Nothing made sense for a long time. The day after the shooting, some experts came and did a workshop on Trauma Management. I recall walking into the lecture center, being handed a big, thick workbook, and thinking that I had to go through all of this before I would be over the trauma. The experts said many of us would suffer aftershocks. Some of us would experience divorce, abortion, substance abuse, depression, and physical illnesses. Of course, they couched it in different terms, named us survivors and secondary victims. They used words like Post-Traumatic Stress Disorder and healing; they offered charts and diagrams. 
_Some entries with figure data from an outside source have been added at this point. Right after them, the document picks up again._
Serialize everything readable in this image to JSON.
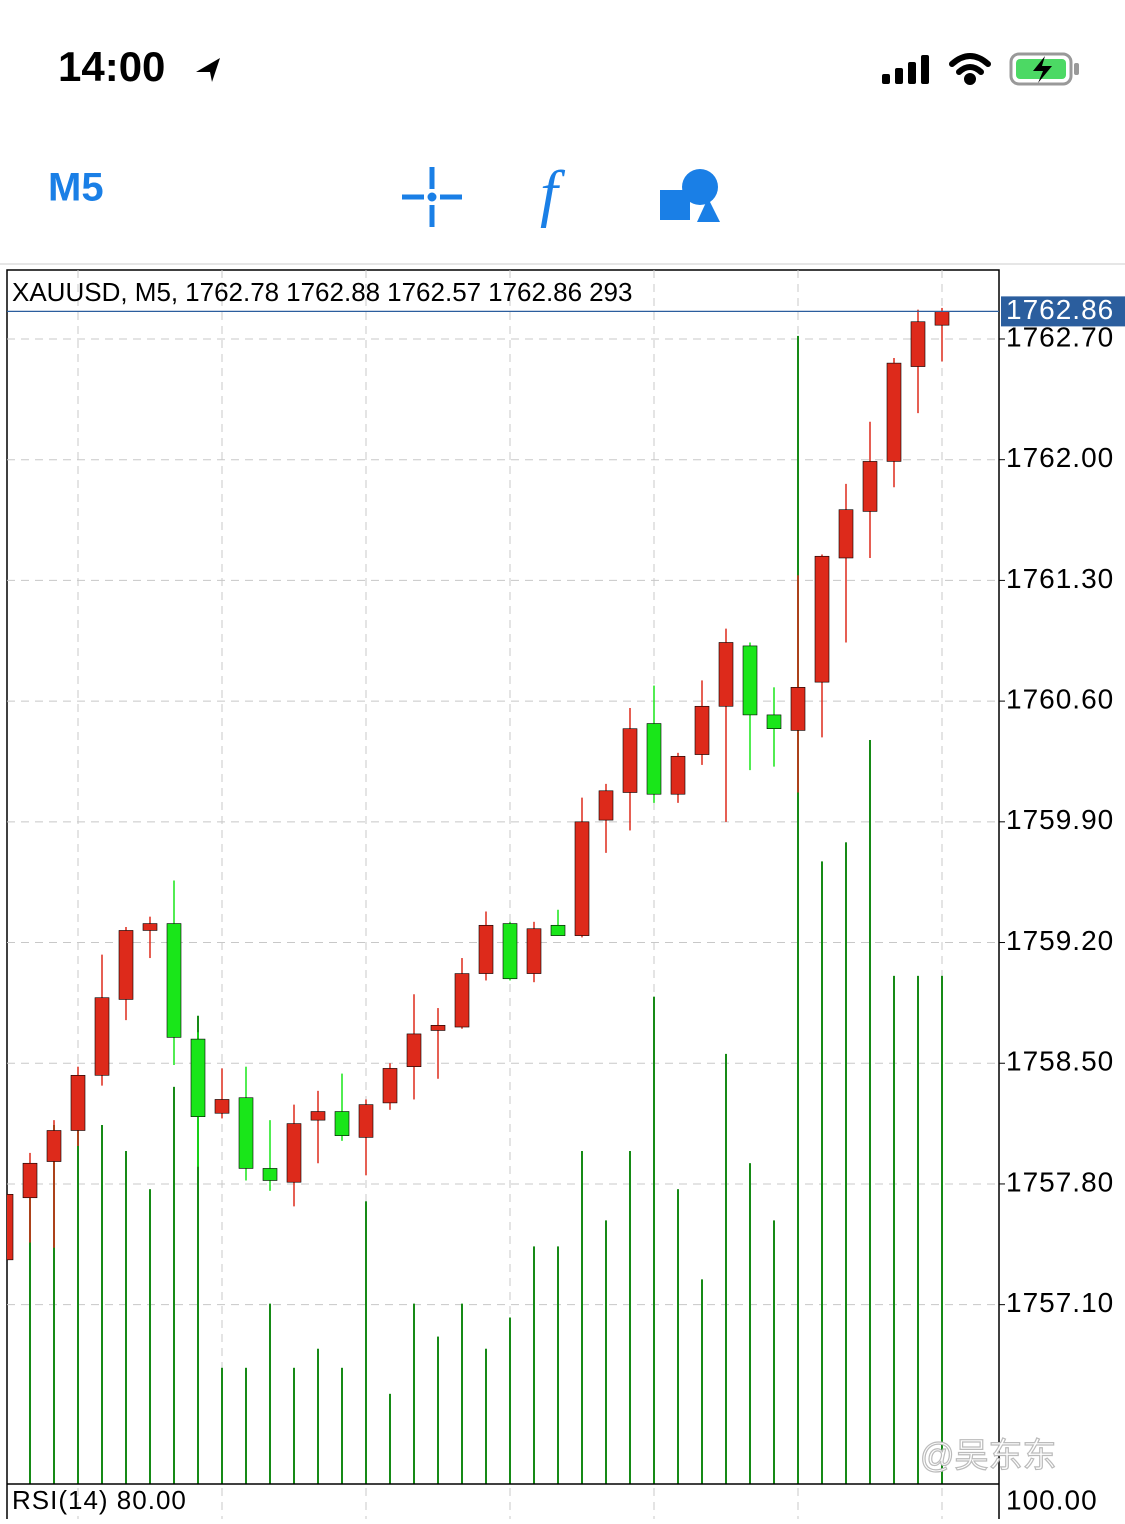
{
  "status_bar": {
    "time": "14:00"
  },
  "toolbar": {
    "timeframe": "M5"
  },
  "watermark": "@吴东东",
  "chart_data": {
    "type": "candlestick",
    "title": "XAUUSD, M5,",
    "open": [
      1757.36,
      1757.72,
      1757.93,
      1758.11,
      1758.43,
      1758.87,
      1759.27,
      1759.31,
      1758.64,
      1758.21,
      1758.3,
      1757.89,
      1757.81,
      1758.17,
      1758.22,
      1758.07,
      1758.27,
      1758.48,
      1758.69,
      1758.71,
      1759.02,
      1759.31,
      1759.02,
      1759.3,
      1759.24,
      1759.91,
      1760.07,
      1760.47,
      1760.06,
      1760.29,
      1760.57,
      1760.92,
      1760.52,
      1760.43,
      1760.71,
      1761.43,
      1761.7,
      1761.99,
      1762.54,
      1762.78
    ],
    "high": [
      1757.74,
      1757.98,
      1758.17,
      1758.48,
      1759.13,
      1759.29,
      1759.35,
      1759.56,
      1758.68,
      1758.47,
      1758.48,
      1758.17,
      1758.26,
      1758.34,
      1758.44,
      1758.29,
      1758.5,
      1758.9,
      1758.82,
      1759.11,
      1759.38,
      1759.32,
      1759.32,
      1759.39,
      1760.04,
      1760.12,
      1760.56,
      1760.69,
      1760.3,
      1760.72,
      1761.02,
      1760.94,
      1760.68,
      1761.33,
      1761.45,
      1761.86,
      1762.22,
      1762.59,
      1762.87,
      1762.88
    ],
    "low": [
      1757.36,
      1757.46,
      1757.43,
      1758.02,
      1758.37,
      1758.75,
      1759.11,
      1758.49,
      1757.9,
      1758.18,
      1757.82,
      1757.76,
      1757.67,
      1757.92,
      1758.05,
      1757.85,
      1758.23,
      1758.29,
      1758.41,
      1758.7,
      1758.98,
      1758.98,
      1758.97,
      1759.24,
      1759.23,
      1759.72,
      1759.85,
      1760.01,
      1760.01,
      1760.23,
      1759.9,
      1760.2,
      1760.22,
      1760.07,
      1760.39,
      1760.94,
      1761.43,
      1761.84,
      1762.27,
      1762.57
    ],
    "close": [
      1757.74,
      1757.92,
      1758.11,
      1758.43,
      1758.88,
      1759.27,
      1759.31,
      1758.65,
      1758.19,
      1758.29,
      1757.89,
      1757.82,
      1758.15,
      1758.22,
      1758.08,
      1758.26,
      1758.47,
      1758.67,
      1758.72,
      1759.02,
      1759.3,
      1758.99,
      1759.28,
      1759.24,
      1759.9,
      1760.08,
      1760.44,
      1760.06,
      1760.28,
      1760.57,
      1760.94,
      1760.52,
      1760.44,
      1760.68,
      1761.44,
      1761.71,
      1761.99,
      1762.56,
      1762.8,
      1762.86
    ],
    "volume": [
      null,
      181,
      207,
      215,
      207,
      192,
      170,
      229,
      270,
      67,
      67,
      104,
      67,
      78,
      67,
      163,
      52,
      104,
      85,
      104,
      78,
      96,
      137,
      137,
      192,
      152,
      192,
      281,
      170,
      118,
      248,
      185,
      152,
      662,
      359,
      370,
      429,
      293,
      293,
      293
    ],
    "up_color": "#dd2a1b",
    "down_color": "#19e619",
    "volume_color": "#168a16",
    "ylim": [
      1756.06,
      1763.1
    ],
    "yticks": [
      {
        "value": 1762.7,
        "label": "1762.70"
      },
      {
        "value": 1762,
        "label": "1762.00"
      },
      {
        "value": 1761.3,
        "label": "1761.30"
      },
      {
        "value": 1760.6,
        "label": "1760.60"
      },
      {
        "value": 1759.9,
        "label": "1759.90"
      },
      {
        "value": 1759.2,
        "label": "1759.20"
      },
      {
        "value": 1758.5,
        "label": "1758.50"
      },
      {
        "value": 1757.8,
        "label": "1757.80"
      },
      {
        "value": 1757.1,
        "label": "1757.10"
      }
    ],
    "volume_ylim": [
      0,
      700
    ],
    "grid": true,
    "indicator_label": "RSI(14) 80.00",
    "indicator_scale_label": "100.00"
  }
}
I moved from shock to shock, memorial service to memorial service, story to story. After a few weeks, the students went home, and the campus quieted. The police returned the student papers that were in Nacunan's car, and Jan gave me some on Kafka and Woolf to grade. The pages were musty and damp, having spent so long in an abandoned car. Can papers carry death? I smelled them, ran my fingers across their pages, carefully. These essays sat beside my friend as he bled, and they remained for weeks, in that Festiva, impounded. Some had Nacunan’s marginalia. His handwriting was distinctive-- looping and collected. In the end, these essays were the closest things to him. I felt a sort of jealousy and a reverence. Still, I read them, graded them, and handed them back to their rightful owners.   

Christmas must have come and gone; I must have cut and decorated our tree, bought and wrapped the presents, signed "love, Santa" to the best gifts, filled the stockings, roasted the Cornish game hens. I remember painting my kitchen just as I had planned and then deciding to paint the entire downstairs. I spent the month of January listening to Neil Young tapes and painting the walls of my house with Eggshell White latex. 
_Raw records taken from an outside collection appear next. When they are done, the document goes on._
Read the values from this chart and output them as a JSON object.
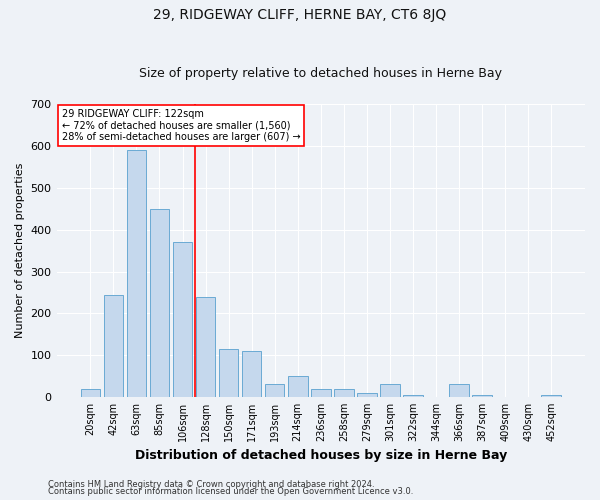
{
  "title": "29, RIDGEWAY CLIFF, HERNE BAY, CT6 8JQ",
  "subtitle": "Size of property relative to detached houses in Herne Bay",
  "xlabel": "Distribution of detached houses by size in Herne Bay",
  "ylabel": "Number of detached properties",
  "footnote1": "Contains HM Land Registry data © Crown copyright and database right 2024.",
  "footnote2": "Contains public sector information licensed under the Open Government Licence v3.0.",
  "annotation_line1": "29 RIDGEWAY CLIFF: 122sqm",
  "annotation_line2": "← 72% of detached houses are smaller (1,560)",
  "annotation_line3": "28% of semi-detached houses are larger (607) →",
  "bar_color": "#c5d8ed",
  "bar_edge_color": "#6aaad4",
  "red_line_x": 4.55,
  "categories": [
    "20sqm",
    "42sqm",
    "63sqm",
    "85sqm",
    "106sqm",
    "128sqm",
    "150sqm",
    "171sqm",
    "193sqm",
    "214sqm",
    "236sqm",
    "258sqm",
    "279sqm",
    "301sqm",
    "322sqm",
    "344sqm",
    "366sqm",
    "387sqm",
    "409sqm",
    "430sqm",
    "452sqm"
  ],
  "values": [
    20,
    245,
    590,
    450,
    370,
    240,
    115,
    110,
    30,
    50,
    20,
    20,
    10,
    30,
    5,
    1,
    30,
    5,
    1,
    1,
    5
  ],
  "ylim": [
    0,
    700
  ],
  "yticks": [
    0,
    100,
    200,
    300,
    400,
    500,
    600,
    700
  ],
  "background_color": "#eef2f7",
  "grid_color": "#ffffff",
  "title_fontsize": 10,
  "subtitle_fontsize": 9,
  "ylabel_fontsize": 8,
  "xlabel_fontsize": 9,
  "tick_fontsize": 7,
  "annot_fontsize": 7,
  "footnote_fontsize": 6
}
After a while, there was no physical evidence of the shooting. Before the start of spring term, having secretly listened to it over and over, I erased the answering machine tape. The ice and snow melted. The college driveway remained. The guardhouse had a fresh coat of paint. The ducks paddled in the pond. The bullet holes in the library and dorm were patched, the walls whitewashed, the carpets replaced. The reality of last December hid behind spackle and paint, and we returned to school. 
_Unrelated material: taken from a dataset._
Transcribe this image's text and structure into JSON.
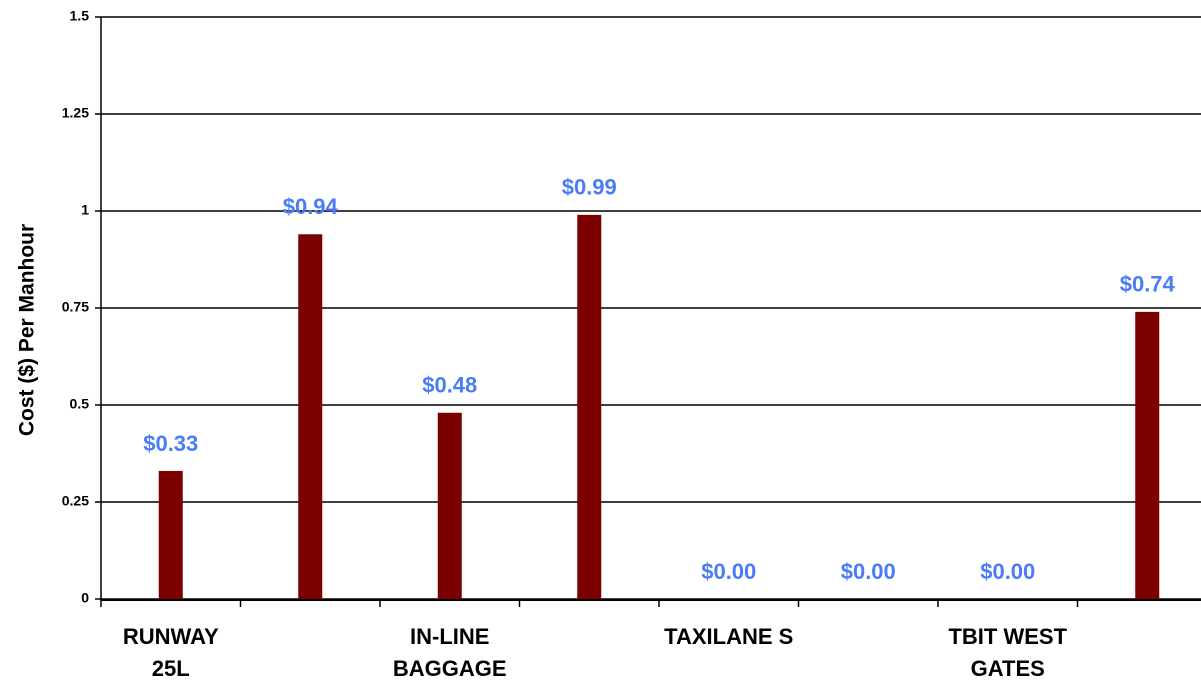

Now, seventeen years later, someone else occupies Nacunan's office. I became a Dean and moved to a bigger office. For many years now, the anniversary of the shooting has come and gone. The first one was bitter cold, and I was near hysteria. We lit candles, placed them first in a circle and then at the spots around campus where Galen and Nacunan had died. Each year since then, the ceremony to mark the anniversary has grown easier, in a way, and time has soothed the jagged sensations. There are no students left who remember. Many newer faculty and staff members have come, and some who lived through the shootings have gone. Still, each year, as the days darken and chill, and as December returns, somewhere deep inside my body I feel the power of the assault rifle as though it were waiting for the fourteenth.